Miles-san and Vorlynkin arguing, Jin discovered, were not nearly so daunting as the pair of them united in sudden agreement. The ordinary business of bedtime blocked further tears. Jin expected Mina found the consulate house stranger than he did. He'd slept in parks, after all, and in all sorts of odd crannies at Suze-san's. Vorlynkin even donated a fancy sonic toothbrush, though Jin and Mina had then to share it, with a trip through its sterilizing holder between customers.

At last they were tucked up in clean sheets in a warm, quiet room. Jin waited for the door to softly shut, and the grownups' feet to clump away back downstairs, before wriggling up and switching on the bedside lamp.
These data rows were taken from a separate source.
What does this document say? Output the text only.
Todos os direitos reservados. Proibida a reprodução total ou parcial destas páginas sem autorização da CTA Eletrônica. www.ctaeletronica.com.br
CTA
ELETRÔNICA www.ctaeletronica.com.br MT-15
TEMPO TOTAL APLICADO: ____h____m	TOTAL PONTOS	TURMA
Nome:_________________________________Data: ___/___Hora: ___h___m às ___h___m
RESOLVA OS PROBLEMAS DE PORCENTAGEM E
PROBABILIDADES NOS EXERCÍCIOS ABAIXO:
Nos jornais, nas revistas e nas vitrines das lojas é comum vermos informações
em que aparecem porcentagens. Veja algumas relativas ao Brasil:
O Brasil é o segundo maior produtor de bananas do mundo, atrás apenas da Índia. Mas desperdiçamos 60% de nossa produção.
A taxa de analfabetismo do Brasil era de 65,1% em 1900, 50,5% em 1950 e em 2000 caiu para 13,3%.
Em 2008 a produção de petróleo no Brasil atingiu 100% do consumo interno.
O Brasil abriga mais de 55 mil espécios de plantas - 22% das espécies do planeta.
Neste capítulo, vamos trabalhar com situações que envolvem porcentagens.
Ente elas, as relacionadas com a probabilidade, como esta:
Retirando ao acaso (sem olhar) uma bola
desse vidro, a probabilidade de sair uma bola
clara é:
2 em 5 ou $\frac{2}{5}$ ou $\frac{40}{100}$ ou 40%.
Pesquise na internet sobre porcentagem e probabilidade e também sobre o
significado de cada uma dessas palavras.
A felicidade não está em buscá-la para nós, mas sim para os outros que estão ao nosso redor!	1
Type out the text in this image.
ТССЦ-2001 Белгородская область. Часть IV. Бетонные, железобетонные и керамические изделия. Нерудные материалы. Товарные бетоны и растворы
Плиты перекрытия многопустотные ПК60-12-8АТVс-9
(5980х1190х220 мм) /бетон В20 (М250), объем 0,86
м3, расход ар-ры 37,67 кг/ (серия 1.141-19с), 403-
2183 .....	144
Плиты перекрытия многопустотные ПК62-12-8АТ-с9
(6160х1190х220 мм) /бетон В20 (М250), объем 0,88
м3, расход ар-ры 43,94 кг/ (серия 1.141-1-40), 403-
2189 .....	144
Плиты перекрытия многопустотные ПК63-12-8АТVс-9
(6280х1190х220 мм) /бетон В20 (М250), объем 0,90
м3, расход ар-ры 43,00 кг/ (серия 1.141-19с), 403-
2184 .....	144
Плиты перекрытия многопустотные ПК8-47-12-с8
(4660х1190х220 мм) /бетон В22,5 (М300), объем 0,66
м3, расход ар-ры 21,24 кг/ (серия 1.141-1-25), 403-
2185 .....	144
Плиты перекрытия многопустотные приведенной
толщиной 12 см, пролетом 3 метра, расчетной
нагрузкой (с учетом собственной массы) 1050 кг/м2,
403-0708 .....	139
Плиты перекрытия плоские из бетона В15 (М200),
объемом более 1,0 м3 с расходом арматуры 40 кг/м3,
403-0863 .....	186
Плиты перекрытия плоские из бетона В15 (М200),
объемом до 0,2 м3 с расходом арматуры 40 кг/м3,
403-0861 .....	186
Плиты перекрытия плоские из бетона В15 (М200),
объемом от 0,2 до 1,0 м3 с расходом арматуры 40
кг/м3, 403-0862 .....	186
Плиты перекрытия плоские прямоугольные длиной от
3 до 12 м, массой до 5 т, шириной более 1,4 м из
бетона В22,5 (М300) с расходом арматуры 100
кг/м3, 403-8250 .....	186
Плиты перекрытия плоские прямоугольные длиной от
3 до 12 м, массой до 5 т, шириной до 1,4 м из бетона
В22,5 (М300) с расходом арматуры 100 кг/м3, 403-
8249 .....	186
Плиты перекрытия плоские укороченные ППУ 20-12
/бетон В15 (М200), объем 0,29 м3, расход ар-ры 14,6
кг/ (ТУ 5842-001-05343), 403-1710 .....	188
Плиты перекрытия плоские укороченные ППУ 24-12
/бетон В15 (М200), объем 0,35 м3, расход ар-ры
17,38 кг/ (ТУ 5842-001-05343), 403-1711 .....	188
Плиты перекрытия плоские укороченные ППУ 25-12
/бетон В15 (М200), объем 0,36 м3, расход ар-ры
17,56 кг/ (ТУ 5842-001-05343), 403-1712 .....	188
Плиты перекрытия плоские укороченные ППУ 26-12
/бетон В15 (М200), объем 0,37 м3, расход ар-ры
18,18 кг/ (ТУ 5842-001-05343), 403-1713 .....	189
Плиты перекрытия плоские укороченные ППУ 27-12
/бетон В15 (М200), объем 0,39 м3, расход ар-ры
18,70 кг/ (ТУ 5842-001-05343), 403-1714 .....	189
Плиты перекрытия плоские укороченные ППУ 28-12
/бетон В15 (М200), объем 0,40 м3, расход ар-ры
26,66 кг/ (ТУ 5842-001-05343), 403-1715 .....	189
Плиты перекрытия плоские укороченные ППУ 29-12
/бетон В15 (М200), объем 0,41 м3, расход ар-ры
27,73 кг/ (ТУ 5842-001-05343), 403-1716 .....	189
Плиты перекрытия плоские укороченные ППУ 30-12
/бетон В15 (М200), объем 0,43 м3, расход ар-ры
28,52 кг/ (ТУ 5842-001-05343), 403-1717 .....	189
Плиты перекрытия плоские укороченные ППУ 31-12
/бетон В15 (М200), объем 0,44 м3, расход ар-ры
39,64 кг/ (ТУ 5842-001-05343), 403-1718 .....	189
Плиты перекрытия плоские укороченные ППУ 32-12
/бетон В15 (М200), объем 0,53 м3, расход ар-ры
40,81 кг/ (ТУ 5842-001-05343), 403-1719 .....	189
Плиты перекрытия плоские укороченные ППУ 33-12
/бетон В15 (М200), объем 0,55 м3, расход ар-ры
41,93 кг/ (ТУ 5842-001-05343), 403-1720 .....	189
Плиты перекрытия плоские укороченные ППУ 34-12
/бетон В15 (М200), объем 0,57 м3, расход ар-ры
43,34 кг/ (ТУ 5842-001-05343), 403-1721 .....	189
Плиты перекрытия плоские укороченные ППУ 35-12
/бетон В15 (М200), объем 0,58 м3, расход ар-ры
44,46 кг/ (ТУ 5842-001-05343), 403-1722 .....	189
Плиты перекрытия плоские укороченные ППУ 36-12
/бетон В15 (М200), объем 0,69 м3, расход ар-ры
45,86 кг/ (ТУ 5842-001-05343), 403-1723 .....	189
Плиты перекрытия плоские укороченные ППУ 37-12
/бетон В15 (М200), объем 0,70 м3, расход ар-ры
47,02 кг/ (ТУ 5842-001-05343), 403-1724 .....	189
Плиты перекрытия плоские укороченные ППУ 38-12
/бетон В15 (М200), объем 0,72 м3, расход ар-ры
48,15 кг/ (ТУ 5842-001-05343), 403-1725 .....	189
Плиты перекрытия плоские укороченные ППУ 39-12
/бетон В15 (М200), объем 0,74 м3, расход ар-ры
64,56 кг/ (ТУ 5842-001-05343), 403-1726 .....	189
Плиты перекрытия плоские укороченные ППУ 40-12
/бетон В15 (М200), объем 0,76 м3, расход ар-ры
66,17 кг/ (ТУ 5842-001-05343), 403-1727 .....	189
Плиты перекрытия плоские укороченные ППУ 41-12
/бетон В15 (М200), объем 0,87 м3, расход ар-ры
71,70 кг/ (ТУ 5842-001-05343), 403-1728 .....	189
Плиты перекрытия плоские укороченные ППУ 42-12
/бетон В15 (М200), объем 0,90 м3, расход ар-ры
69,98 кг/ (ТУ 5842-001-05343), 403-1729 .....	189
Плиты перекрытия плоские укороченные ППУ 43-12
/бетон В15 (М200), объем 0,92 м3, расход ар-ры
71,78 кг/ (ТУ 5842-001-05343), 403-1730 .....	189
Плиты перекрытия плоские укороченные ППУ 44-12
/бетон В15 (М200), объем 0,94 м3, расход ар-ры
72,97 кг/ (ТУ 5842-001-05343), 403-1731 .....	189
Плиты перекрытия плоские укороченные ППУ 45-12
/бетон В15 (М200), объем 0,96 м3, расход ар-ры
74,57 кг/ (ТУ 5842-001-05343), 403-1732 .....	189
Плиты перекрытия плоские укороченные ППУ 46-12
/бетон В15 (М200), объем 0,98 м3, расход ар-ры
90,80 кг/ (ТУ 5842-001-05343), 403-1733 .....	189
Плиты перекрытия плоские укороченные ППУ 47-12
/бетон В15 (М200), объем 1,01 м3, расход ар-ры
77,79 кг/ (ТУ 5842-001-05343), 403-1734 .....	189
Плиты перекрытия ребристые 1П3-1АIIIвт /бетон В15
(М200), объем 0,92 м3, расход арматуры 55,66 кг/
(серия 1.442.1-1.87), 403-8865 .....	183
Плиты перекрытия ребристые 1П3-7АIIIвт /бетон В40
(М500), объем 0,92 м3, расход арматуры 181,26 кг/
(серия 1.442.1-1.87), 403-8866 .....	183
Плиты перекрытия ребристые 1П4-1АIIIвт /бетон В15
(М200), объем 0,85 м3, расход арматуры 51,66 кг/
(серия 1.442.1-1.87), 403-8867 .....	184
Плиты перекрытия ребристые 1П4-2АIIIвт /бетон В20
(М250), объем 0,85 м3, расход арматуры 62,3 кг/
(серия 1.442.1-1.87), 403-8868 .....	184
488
Mina threw back her covers and helped him extract Lady Murasaki's box from her backpack. She watched closely as Jin opened the lid to give their pet a breath of fresh air, and helped by tossing in one of the little powdery beige moths they'd collected earlier, while Jin's fingers blocked the prisoner from escaping. He set the plastic box back on the table between their beds.

"Is she going to eat it?" Mina asked, peering through the lid.

"I'm not sure. She might only go for live prey."

Mina frowned thoughtfully. "They have that big garden out back. I bet we could catch more bugs tomorrow."

A reassuring notion. Jin lay back down and pulled up his sheets, and Mina reached to turn out the lamp again before any betraying line of light showed under the bedroom door.